Bug-Report[FmtStr]list index out of range

[serfend]

Traceback (most recent call last):
  File "~/pwn/main.py", line 24, in <module>
    auto = FmtStr(exec_fmt)
  File "/usr/local/lib/python3.10/dist-packages/pwnlib/fmtstr.py", line 844, in __init__
    self.offset, self.padlen = self.find_offset()
  File "/usr/local/lib/python3.10/dist-packages/pwnlib/fmtstr.py", line 863, in find_offset
    leak = self.leak_stack(off, marker)
  File "/usr/local/lib/python3.10/dist-packages/pwnlib/fmtstr.py", line 854, in leak_stack
    leak = re.findall(br"START(.*?)END", leak, re.MULTILINE | re.DOTALL)[0]
IndexError: list index out of range

import sgtlibc
from sgtlibc.utils.shell import check_shell_validate
from sgtlibc.gamebox import *
set_config(GameBoxConfig(
    is_local=True,
    file='./code.bin',
    remote='192.168.0.0:8888',
    auto_load=True,
    auto_show_rop=True,
    auto_show_summary=True,
    auto_start_game=True,
    auto_load_shell_str=True,
    auto_show_symbols=True
))

elf = client.elf


def exec_fmt(data: bytes):
    start_game()
    sl(data)
    r = rc()
    return r
auto = FmtStr(exec_fmt)
print(auto.offset)
interactive()

pingme.zip

[Arusekk]

This error is not the prettiest one, but it generally says that your function does not correctly return the executed format. Try yourself if exec_fmt(b'START%pEND') is a sane bytestring.

[gsingh93]

I had this same issue, it was due to the fact that the binary only accepted 32 bytes, but the format string generated was 1 byte longer this, which resulted in END being truncated and not matching the regex.
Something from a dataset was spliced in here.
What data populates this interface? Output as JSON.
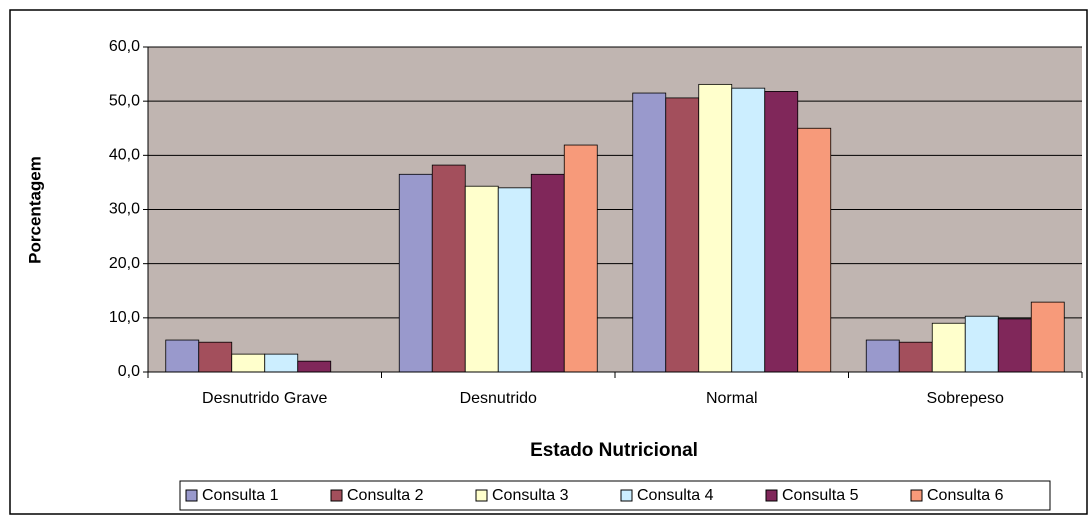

I fixed the issue locally by changing the cyclic(20) here to cyclic(8). Is there any particular reason 20 was chosen?

You can reproduce this with this binary: https://imaginaryctf.org/f/S1CB7#pwn

[Arusekk]

15 would probably be enough to cover all 7 offsets in case of 8-bit pointers, not sure why 20; the blame traces back to the original 2015 implementation by kokjo.